Supreme Court Refuses to Bar Co-Workers’ “Me, Too” Testimony in Discrimination Cases
March 06, 2008
On February 26, 2008, the United States Supreme Court issued its long-awaited decision in Sprint/United Management Co. v. Ellen Mendelsohn, No. 06-1221. Employers had hoped that the case would provide a categorical rule barring so-called "me, too" testimony-that is, testimony offered by a plaintiff's co-workers who are not parties to the suit, claiming discrimination by different supervisors who had no role in the challenged employment decision. Instead, the Supreme Court held that trial court judges have discretion to admit or exclude such testimony, depending on the particular facts of the case. The Court's decision is problematic for employers, because it leaves open the door to inflammatory, hard-to-refute testimony by disgruntled co-workers in employment discrimination cases.
Ellen Mendelsohn was laid off as part of a reduction-in-force at Sprint's headquarters in Overland Park, Kansas. She sued Sprint under the Age Discrimination in Employment Act (ADEA), claiming that she was released because of her age. Just before trial, Mendelsohn indicated that she planned to offer the testimony of five other employees about alleged age discrimination at Sprint. None of the five worked in Mendelsohn's group, and none of their proffered testimony concerned the supervisors who allegedly discriminated against Mendelsohn. Sprint moved to exclude the testimony, arguing that it was irrelevant and would be unduly prejudicial to the jury.
The trial court agreed with Sprint and excluded the employees' testimony. The court of appeals disagreed, and held that the testimony was relevant and admissible. The Supreme Court then heard the case, but it took no position on whether the five employees could testify. Instead, it held that the trial court had discretion to admit or exclude the testimony, but had to provide a better explanation of its ruling, based on the Federal Rules of Evidence. The Supreme Court returned the case to the trial court for such an explanation.

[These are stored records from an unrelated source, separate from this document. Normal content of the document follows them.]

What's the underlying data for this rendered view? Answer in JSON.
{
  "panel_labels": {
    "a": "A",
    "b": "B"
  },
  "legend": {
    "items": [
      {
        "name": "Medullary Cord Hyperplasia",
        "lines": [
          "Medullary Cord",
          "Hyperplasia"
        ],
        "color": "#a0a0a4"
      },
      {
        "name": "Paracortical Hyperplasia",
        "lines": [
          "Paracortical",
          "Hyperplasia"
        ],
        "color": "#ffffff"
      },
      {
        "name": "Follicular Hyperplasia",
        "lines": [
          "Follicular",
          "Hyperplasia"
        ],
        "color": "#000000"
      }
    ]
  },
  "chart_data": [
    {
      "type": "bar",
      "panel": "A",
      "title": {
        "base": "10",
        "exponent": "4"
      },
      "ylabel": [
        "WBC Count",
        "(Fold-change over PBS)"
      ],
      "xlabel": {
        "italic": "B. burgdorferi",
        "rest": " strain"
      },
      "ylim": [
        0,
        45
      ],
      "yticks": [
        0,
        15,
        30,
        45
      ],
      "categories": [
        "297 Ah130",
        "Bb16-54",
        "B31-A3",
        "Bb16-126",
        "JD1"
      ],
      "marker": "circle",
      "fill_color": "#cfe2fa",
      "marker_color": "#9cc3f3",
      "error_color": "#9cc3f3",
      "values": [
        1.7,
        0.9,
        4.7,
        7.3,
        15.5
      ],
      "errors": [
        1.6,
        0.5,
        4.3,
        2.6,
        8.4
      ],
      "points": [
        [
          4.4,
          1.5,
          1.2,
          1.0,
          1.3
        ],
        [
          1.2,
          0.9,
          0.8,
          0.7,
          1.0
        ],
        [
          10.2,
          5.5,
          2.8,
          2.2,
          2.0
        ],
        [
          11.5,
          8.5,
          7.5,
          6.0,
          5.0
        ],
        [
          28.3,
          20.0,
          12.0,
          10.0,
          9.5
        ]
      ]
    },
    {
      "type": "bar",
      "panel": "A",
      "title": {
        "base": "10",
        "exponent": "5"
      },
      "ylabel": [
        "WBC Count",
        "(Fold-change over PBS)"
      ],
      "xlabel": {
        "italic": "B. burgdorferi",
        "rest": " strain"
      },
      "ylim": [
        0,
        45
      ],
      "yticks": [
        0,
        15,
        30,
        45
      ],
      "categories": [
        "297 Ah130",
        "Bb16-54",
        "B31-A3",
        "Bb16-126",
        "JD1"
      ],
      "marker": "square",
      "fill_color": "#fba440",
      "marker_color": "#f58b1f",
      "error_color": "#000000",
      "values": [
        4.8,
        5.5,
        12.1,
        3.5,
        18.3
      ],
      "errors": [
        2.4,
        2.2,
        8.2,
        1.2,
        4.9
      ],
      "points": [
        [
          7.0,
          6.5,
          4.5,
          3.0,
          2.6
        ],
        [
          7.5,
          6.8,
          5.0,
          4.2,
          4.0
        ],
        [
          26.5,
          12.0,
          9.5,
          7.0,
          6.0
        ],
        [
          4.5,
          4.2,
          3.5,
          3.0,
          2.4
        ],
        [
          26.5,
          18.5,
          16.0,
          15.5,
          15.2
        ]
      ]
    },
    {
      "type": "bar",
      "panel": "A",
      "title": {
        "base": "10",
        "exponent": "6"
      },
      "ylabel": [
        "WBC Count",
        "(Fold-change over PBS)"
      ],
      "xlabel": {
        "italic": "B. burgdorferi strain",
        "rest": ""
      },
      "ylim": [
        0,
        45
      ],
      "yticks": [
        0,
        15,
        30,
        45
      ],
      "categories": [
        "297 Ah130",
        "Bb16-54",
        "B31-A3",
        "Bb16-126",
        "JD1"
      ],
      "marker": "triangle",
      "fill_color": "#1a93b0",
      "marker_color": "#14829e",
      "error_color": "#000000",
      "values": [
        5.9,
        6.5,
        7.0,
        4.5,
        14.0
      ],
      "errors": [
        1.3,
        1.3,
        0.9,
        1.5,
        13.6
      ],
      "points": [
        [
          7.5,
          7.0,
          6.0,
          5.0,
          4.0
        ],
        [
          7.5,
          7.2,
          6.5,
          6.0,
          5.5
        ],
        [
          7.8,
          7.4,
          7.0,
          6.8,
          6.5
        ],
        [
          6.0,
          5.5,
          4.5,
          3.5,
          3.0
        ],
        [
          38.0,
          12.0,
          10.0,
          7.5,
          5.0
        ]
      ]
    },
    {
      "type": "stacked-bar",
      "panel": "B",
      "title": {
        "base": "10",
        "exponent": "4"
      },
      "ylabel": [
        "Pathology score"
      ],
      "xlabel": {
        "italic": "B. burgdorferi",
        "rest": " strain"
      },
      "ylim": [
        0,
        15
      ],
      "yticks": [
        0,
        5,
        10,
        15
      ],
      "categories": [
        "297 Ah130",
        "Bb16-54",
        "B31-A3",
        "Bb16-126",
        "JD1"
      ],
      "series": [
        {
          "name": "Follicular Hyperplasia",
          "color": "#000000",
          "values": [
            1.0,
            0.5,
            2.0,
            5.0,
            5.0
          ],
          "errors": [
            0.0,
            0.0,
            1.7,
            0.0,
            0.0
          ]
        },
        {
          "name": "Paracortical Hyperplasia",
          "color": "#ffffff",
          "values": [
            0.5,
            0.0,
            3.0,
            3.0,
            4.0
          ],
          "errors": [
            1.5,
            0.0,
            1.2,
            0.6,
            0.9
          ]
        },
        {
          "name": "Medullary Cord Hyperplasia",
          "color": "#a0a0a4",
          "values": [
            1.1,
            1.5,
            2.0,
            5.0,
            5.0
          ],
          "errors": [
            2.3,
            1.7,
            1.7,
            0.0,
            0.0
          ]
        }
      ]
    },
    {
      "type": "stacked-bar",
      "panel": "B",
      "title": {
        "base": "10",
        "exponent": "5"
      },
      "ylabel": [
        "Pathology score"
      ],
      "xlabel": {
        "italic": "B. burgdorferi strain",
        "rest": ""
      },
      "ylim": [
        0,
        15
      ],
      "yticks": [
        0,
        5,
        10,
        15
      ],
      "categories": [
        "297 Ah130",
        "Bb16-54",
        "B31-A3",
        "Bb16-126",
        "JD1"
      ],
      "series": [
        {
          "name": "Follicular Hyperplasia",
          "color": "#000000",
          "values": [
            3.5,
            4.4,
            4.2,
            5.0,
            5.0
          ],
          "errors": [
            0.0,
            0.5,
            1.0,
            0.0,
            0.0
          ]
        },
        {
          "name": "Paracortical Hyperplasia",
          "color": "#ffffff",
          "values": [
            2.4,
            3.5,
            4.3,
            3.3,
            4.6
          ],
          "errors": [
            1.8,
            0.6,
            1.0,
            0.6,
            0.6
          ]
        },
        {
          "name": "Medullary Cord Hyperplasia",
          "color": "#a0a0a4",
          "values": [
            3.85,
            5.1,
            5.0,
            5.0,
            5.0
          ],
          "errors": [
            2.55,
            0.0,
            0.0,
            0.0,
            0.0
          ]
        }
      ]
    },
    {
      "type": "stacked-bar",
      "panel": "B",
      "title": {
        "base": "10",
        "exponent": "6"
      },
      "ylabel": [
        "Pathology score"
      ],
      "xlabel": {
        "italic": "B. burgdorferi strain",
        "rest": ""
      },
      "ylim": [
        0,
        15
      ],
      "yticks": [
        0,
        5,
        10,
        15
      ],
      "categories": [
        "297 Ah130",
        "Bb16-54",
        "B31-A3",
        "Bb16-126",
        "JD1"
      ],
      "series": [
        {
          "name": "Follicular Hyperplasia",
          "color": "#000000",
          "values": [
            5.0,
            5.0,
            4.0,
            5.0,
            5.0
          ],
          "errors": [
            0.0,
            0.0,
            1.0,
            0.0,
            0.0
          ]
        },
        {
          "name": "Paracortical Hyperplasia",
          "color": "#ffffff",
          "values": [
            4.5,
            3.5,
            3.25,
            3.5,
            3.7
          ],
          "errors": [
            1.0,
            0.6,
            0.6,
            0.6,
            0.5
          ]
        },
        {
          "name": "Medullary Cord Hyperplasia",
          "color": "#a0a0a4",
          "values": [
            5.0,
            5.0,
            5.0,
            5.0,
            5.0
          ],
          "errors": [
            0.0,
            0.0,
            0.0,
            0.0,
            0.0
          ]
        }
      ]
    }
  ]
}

As a practical matter, the Supreme Court's decision likely means that the employer won the day. In this particular case, the co-workers' "me, too" testimony likely will be excluded. But in the long run, the decision represents a victory for plaintiffs in employment discrimination suits. The Supreme Court rejected a categorical rule excluding testimony by co-workers describing alleged discrimination by different supervisors. Even more troublingly, the Court provided no guidance to trial courts as to how they should weigh the probative value of "me, too" testimony against the prejudice it may create against the employer. Thus, a trial judge may permit disgruntled co-workers to take the stand and testify about unrelated incidents of alleged discrimination. The only check on such a decision is an appeal under the very demanding "abuse of discretion" standard.
It is difficult to predict precisely how the Mendelsohn decision will affect employment litigation. Certainly, it will make some jury trials much more complicated. It may also be harder for employers to prevail on summary judgment, meaning that more discrimination cases will actually make it to trial. In any event, the looming possibility of testimony by disaffected co-workers is one more wrinkle that employers and counsel must consider at every stage of an employment discrimination lawsuit.